セクハラ疑惑で訴えられた米俳優ケヴィン・スペイシー、無罪となるも裁判費用で住む家を失う
「これからどこに住むのか、それはよくわかりません」と、ケヴィン・スペイシーは自らが置かれている窮状を赤裸々に語っている。2024年6月11日に公開されたインタビューでの発言だ。
写真:Youtube - Piers Morgan Uncensored
そのインタビューは、英国人ジャーナリスト、ピアーズ・モーガンのトーク番組「Piers Morgan Uncensored」でなされたものである(公式YouTubeチャンネルから配信)。90分を超える長尺のインタビューで、しかも、どんな質問にも答えるという充実した内容になっている。
写真:Instagram - Piers Morgan Uncensored
2023年7月、ケヴィン・スペイシーは男性4人に対する9件の性犯罪容疑について、9件すべてで無罪評決が宣告された。今回のロング・インタビューは、それからおよそ一年後というタイミングで行われたものである。

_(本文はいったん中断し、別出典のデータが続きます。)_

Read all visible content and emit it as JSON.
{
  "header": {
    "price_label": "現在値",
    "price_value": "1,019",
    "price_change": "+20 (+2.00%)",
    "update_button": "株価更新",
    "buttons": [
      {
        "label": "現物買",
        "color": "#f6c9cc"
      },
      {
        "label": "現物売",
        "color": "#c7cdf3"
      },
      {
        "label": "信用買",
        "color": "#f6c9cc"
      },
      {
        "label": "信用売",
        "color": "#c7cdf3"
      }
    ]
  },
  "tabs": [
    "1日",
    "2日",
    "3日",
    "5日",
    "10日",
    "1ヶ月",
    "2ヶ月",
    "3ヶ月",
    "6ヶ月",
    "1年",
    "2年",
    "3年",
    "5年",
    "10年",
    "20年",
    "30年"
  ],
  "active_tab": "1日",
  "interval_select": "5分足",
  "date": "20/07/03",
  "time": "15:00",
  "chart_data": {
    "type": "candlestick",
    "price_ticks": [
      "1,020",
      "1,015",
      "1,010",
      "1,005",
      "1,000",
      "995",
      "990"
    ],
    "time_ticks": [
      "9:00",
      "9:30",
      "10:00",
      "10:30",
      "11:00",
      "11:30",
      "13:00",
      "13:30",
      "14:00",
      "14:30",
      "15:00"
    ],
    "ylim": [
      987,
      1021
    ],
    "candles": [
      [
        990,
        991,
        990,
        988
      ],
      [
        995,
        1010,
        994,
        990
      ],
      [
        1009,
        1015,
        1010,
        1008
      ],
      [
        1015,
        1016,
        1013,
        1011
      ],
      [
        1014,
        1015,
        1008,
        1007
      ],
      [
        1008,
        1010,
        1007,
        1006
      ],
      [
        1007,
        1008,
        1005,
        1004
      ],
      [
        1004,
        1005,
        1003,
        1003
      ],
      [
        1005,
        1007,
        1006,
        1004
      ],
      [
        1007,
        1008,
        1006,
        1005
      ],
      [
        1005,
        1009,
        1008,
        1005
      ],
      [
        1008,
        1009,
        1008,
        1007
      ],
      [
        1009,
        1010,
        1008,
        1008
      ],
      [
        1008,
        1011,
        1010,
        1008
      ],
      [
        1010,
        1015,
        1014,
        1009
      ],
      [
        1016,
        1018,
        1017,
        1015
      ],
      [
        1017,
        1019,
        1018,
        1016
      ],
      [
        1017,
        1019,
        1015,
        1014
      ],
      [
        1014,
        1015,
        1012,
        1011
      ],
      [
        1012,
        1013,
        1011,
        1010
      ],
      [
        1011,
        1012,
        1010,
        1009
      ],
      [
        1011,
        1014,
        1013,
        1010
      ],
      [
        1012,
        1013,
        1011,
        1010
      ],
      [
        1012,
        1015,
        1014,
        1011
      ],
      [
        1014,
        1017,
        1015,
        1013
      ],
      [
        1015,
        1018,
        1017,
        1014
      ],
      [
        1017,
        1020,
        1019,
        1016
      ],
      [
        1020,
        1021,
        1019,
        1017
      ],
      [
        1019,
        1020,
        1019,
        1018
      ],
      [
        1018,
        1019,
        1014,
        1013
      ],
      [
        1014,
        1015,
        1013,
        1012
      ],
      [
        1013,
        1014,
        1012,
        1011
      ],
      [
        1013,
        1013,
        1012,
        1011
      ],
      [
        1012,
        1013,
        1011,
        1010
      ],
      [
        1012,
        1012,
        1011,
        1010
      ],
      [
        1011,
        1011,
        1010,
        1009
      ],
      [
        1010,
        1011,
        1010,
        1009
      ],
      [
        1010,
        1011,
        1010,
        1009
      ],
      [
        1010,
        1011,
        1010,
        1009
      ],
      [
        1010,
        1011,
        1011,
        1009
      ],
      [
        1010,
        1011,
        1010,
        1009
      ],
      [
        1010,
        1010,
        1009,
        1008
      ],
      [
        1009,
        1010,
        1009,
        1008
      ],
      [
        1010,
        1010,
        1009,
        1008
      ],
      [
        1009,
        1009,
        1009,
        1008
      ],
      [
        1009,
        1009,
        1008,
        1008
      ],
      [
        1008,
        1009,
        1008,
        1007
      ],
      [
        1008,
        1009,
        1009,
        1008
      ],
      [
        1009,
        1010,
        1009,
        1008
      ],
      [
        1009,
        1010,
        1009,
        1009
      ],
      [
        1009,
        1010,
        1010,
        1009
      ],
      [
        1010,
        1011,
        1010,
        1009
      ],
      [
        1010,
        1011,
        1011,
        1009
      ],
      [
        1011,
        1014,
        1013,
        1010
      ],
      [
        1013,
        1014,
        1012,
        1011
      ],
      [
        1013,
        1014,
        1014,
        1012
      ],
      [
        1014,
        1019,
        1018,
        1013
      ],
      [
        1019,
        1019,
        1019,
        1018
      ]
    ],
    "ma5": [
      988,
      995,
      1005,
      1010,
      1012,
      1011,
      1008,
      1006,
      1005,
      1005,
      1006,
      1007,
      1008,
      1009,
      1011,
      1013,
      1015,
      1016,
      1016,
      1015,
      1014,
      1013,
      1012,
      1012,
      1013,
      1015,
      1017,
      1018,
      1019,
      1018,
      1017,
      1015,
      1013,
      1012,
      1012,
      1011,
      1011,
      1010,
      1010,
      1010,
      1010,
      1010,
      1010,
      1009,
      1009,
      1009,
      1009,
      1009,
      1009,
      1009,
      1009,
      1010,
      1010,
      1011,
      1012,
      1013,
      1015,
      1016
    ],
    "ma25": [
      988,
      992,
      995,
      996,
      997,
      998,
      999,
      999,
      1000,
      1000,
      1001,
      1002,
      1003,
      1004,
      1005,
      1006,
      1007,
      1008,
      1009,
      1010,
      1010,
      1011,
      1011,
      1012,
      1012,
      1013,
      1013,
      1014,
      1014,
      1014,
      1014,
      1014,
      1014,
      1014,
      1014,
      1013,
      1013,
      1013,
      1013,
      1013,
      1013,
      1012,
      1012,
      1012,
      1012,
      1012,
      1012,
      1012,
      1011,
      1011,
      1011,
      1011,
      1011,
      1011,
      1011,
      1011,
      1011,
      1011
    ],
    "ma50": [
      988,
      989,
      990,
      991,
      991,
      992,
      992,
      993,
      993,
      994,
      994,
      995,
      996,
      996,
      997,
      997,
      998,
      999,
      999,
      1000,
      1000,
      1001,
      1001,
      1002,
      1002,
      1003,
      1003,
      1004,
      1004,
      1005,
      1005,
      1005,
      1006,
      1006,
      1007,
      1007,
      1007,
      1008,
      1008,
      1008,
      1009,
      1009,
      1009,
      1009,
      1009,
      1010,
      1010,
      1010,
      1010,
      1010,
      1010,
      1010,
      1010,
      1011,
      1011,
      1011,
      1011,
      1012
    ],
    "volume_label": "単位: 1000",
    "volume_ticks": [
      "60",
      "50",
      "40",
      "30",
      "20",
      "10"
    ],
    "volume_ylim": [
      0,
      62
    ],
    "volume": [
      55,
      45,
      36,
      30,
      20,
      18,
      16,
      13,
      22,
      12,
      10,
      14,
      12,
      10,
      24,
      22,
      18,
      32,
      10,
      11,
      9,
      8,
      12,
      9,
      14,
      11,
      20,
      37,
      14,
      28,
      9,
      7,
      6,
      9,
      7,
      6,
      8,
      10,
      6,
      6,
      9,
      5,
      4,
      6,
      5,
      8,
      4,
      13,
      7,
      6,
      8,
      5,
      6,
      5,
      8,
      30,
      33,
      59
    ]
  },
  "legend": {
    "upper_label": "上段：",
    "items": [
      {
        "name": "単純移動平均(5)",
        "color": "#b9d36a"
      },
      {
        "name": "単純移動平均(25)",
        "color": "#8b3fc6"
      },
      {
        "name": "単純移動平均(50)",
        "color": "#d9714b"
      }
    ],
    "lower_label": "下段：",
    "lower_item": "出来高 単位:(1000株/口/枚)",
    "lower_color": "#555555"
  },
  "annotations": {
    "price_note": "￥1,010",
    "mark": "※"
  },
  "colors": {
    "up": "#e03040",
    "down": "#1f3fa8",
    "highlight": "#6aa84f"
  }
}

インタビューでスペイシーは、いまさらなにも隠すことはないと語り、「以前の人生よりも、もっとオープンな人生を生きたい」と述べた。
事実、ケヴィン・スペイシーの人生は以前とは違ったものになるはずである。なぜなら、度重なる裁判で弁護士費用がかさんだ結果、破産状態にあるからだ。具体的な数字は明かさなかったが、その支払いは数百万ドルにのぼるという。
ボルティモアの邸宅は抵当として差し押さえられた。家は競売に出されるという。そのような事情を語りながら、ケヴィン・スペイシーは思わず涙にむせぶことになった。
写真:Youtube - Piers Morgan Uncensored
弁護士たちへの支払いに加え、ドラマシリーズ『ハウス・オブ・カード 野望の階段』の制作会社に対しても百万ドルを支払う義務が発生している。スペイシーの降板によって会社が損失を被ったとして訴訟があり、スペイシーが100万ドルを支払うことで落ち着いたのだ。
2017年にセクハラ疑惑が持ち上がったおりに、スペイシーは自身がゲイであることをカミングアウトすることになった。ゲイであることをそれまで隠していたのは、父親の影響であるという。スペイシーは、息子のそうした性向を認めようとしない父親のもとで育ったのだ。
スペイシーはこのインタビューで、俳優アンソニー・ラップについても触れている。スペイシーによる性的暴行を最初に告発した人物だ。今回のインタビューでケヴィンはあらためて、ラップが主張したような性的暴行はなかったと強調している。ベッドに彼を押さえつけたりはしなかった。そもそもそこにはベッドルームさえなかった、と。ラップがいつの日にか、自分の記憶が間違いであったと悟ってくれることを願っている、とケヴィン・スペイシーは語っている。
一方でスペイシーは、過去にボディタッチがやや過剰だったことはあるかもしれないと認めている。とはいえそれは、「まさぐる(grope)」という妙な言葉で語られるようなものでは決してない、と強調している。
そのようなボディタッチは「まさぐる(grope)」といった類のものではなく、相手をやさしく撫でるような、やさしく扱うといった意味合いでおこなわれたものである、とスペイシーはいくぶん自己弁護的にではあるが、語っている。
写真:Youtube - Piers Morgan Uncensored
ところで、ケヴィン・スペイシーの裁判は全部が終わったわけではない。肉体的暴行を受けたとして、また別の人が訴えを起こしているのだ。その件について判事の判断は、2025年に下されることになる。